Ségal et Loïs chargent Phébé à l'arrière de la jeep. Je me place à côté de lui, sa tête sur mes genoux. Je lui caresse les cheveux tendrement. Ses vêtements sont couverts de sang et il respire à peine. Je prie pour qu'il tienne le coup. Je me souviens de nos soirées passées ensemble, quand Loïs avait disparu. Où serais-je aujourd'hui sans lui ? Il restera à jamais mon meilleur ami, avec Ségal.
Alors que nous roulons à vive allure, sur les sentiers escarpés qui nous emmènent à Altis depuis un bon moment déjà, j'entends Gaïa m'informer que le véhicule médical arrive.
L'instant d'après, un fourgon s'arrête à notre hauteur. Des soldats en sortent et récupèrent précipitamment Phébé. Je le vois s'éloigner dans le véhicule. Loïs s'approche de moi.
- Ça va Manéa ? Tu tiens le coup ? me demande-t-il.
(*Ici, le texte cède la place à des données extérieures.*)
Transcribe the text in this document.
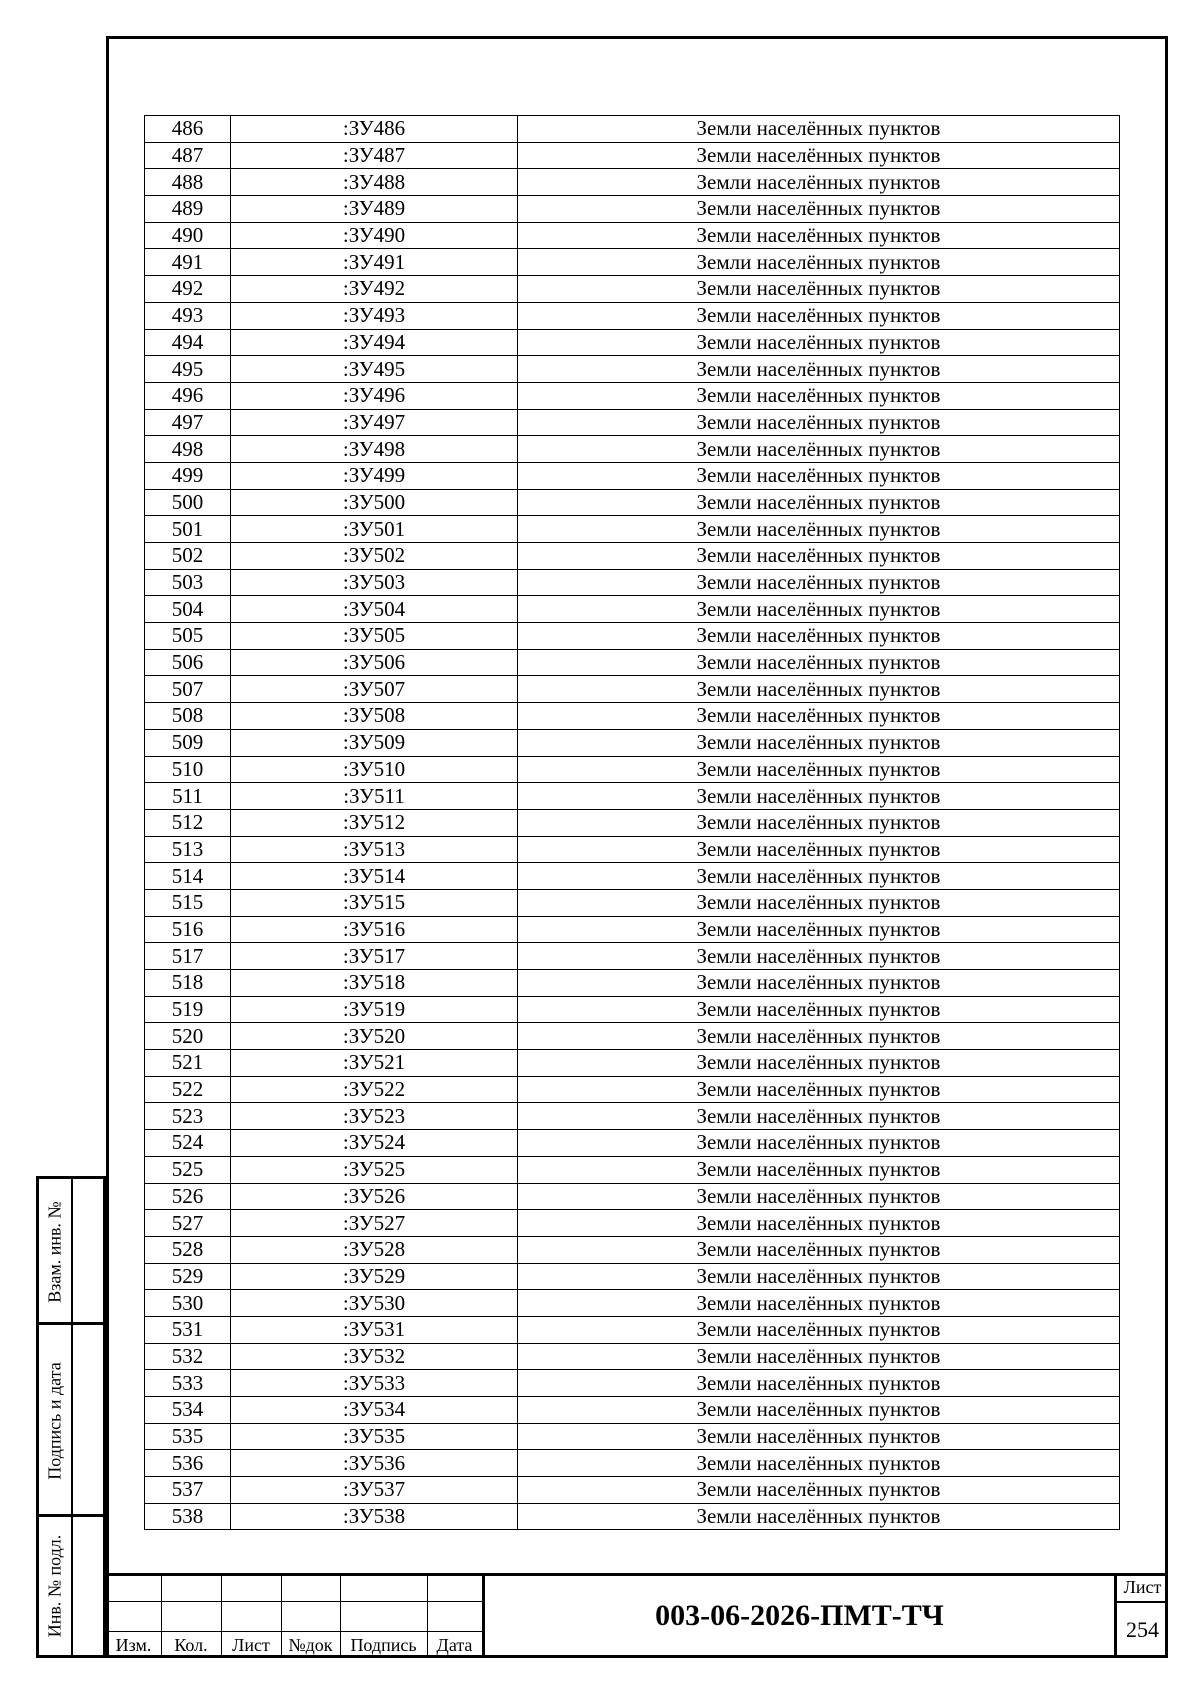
486	:ЗУ486	Земли населённых пунктов
487	:ЗУ487	Земли населённых пунктов
488	:ЗУ488	Земли населённых пунктов
489	:ЗУ489	Земли населённых пунктов
490	:ЗУ490	Земли населённых пунктов
491	:ЗУ491	Земли населённых пунктов
492	:ЗУ492	Земли населённых пунктов
493	:ЗУ493	Земли населённых пунктов
494	:ЗУ494	Земли населённых пунктов
495	:ЗУ495	Земли населённых пунктов
496	:ЗУ496	Земли населённых пунктов
497	:ЗУ497	Земли населённых пунктов
498	:ЗУ498	Земли населённых пунктов
499	:ЗУ499	Земли населённых пунктов
500	:ЗУ500	Земли населённых пунктов
501	:ЗУ501	Земли населённых пунктов
502	:ЗУ502	Земли населённых пунктов
503	:ЗУ503	Земли населённых пунктов
504	:ЗУ504	Земли населённых пунктов
505	:ЗУ505	Земли населённых пунктов
506	:ЗУ506	Земли населённых пунктов
507	:ЗУ507	Земли населённых пунктов
508	:ЗУ508	Земли населённых пунктов
509	:ЗУ509	Земли населённых пунктов
510	:ЗУ510	Земли населённых пунктов
511	:ЗУ511	Земли населённых пунктов
512	:ЗУ512	Земли населённых пунктов
513	:ЗУ513	Земли населённых пунктов
514	:ЗУ514	Земли населённых пунктов
515	:ЗУ515	Земли населённых пунктов
516	:ЗУ516	Земли населённых пунктов
517	:ЗУ517	Земли населённых пунктов
518	:ЗУ518	Земли населённых пунктов
519	:ЗУ519	Земли населённых пунктов
520	:ЗУ520	Земли населённых пунктов
521	:ЗУ521	Земли населённых пунктов
522	:ЗУ522	Земли населённых пунктов
523	:ЗУ523	Земли населённых пунктов
524	:ЗУ524	Земли населённых пунктов
525	:ЗУ525	Земли населённых пунктов
526	:ЗУ526	Земли населённых пунктов
527	:ЗУ527	Земли населённых пунктов
528	:ЗУ528	Земли населённых пунктов
529	:ЗУ529	Земли населённых пунктов
530	:ЗУ530	Земли населённых пунктов
531	:ЗУ531	Земли населённых пунктов
532	:ЗУ532	Земли населённых пунктов
533	:ЗУ533	Земли населённых пунктов
534	:ЗУ534	Земли населённых пунктов
535	:ЗУ535	Земли населённых пунктов
536	:ЗУ536	Земли населённых пунктов
537	:ЗУ537	Земли населённых пунктов
538	:ЗУ538	Земли населённых пунктов
Взам. инв. №
Подпись и дата
Инв. № подл.
Изм.	Кол.	Лист	№док Подпись	Дата
003-06-2026-ПМТ-ТЧ
Лист
254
Je perçois l'anxiété qui l'anime au son de sa voix.
- Oui, ne t'inquiète pas, le rassuré-je. J'ai juste envie d'être enfin à Altis et de revoir ma famille !
- Encore quelques heures et nous retrouverons les nôtres, m'encourage-t-il.
Puis il me regarde, un sourire malicieux sur le visage.
- Ça te dirait de finir le chemin avec moi sur la moto ?
Je le fixe étonnée. Cette proposition est vraiment trop tentante et elle arrive à point nommé. Comment sait-il toujours ce qu'il me faut pour aller mieux ? Il me connaît par cœur. Je saute immédiatement hors de la voiture. Il se met à rire.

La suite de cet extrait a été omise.